テイラールールが示唆する政策金利の着地点
この需給ギャップのプラス転換は、政策金利を中立水準よりも高く引き上げる必要性を示唆している。ここで、政策金利の適正水準を導き出す代表的な計算式であるテイラールールを当てはめてみよう。標準的な形(適正金利 = 均衡実質金利 + 目標インフレ率 + 0.5 × 需給ギャップ + 1.5 × インフレギャップ)に、均衡実質金利:マイナス0.5%、目標インフレ率:2.0%、インフレギャップ:ゼロ、需給ギャップ:プラス0.65%と置けば、妥当な政策金利の水準は1.8%強という結果が導き出される。あくまでも目安ではあるが、日銀が今後も景気の拡大を見込んでいることを踏まえれば、今回の利上げサイクルの最終的な着地点は1.8%強よりも上、具体的には2.0%あたりが視野に入ってくることになるだろう(図表5)。
3月のタカ派発信に込められた日銀の狙い
市場が織り込む政策金利の着地点は、昨年末の時点ですでに1.75%に達していた。そうした中で、日銀が3月にタカ派的な発信を強めたのには、大きくふたつの狙いがあったと推測される。ひとつは、利上げペースを速める必要性の示唆である。基調インフレが2%に近づいているという日銀の評価を前提にすれば、理屈上、あるべき政策金利の水準は、中立金利により早く近づくべきである。このメッセージを受け取り、市場は実際に4月の利上げを織り込みに動いた。
もうひとつは、政策金利の最終到達点をより高く設定するための地ならしである。需給ギャップの大幅なプラス改定は、金利の着地点が従来の想定よりも高くなる可能性を強く示唆するものだった。
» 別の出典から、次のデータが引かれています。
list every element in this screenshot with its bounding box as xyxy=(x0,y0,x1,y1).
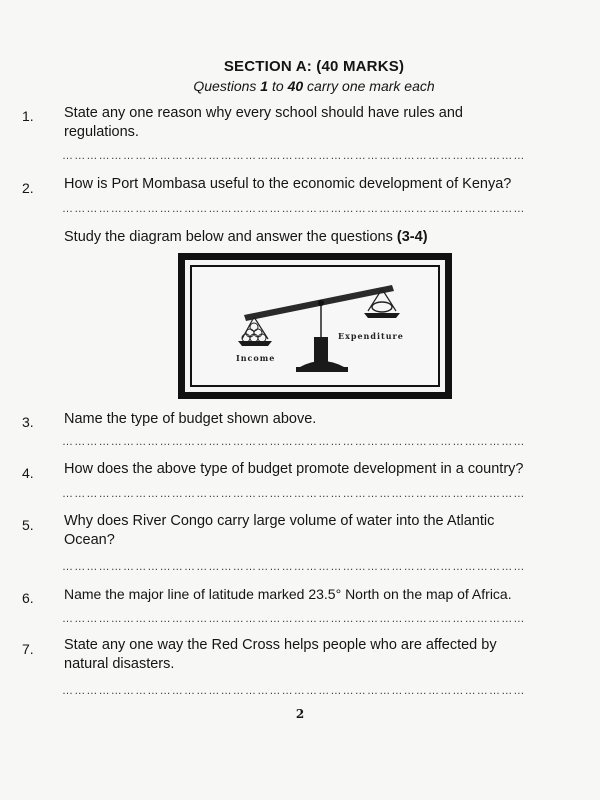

当時、市場の政策金利の織り込みは1.75%で、上記で想定される中立水準を上回る状況にあった。その状況で、需給ギャップの上方改定という追加的な発信は、今サイクルにおける利上げの着地がさらに上になる可能性を示唆するものであった。実際、市場は着地点として2.0%を織り込みにいく展開となった(図表6)。
このように、状況は概ね日銀の思惑通りに進んでいた。しかし、緊迫化する中東情勢という外部要因が、結果的に4月の利上げを阻む形となってしまった。2月末に始まった米国・イスラエルによるイラン攻撃は、一時的な停戦状況が続いている一方で、ホルムズ海峡の封鎖は続いたままで、原油価格は高騰が続いている。サプライチェーンへの影響も警戒される中では、さすがに日銀も利上げを強行することはできなかったということだろう。
もっとも、日銀の判断を縛っているのは、こうした外部環境だけではない。日銀は本当に描いたシナリオ通りに利上げを進めることができるのか。後編では、日銀の利上げを縛る制約要因を整理し、想定される利上げ経路がどこまで現実的なのかについて詳しく検討していきたい。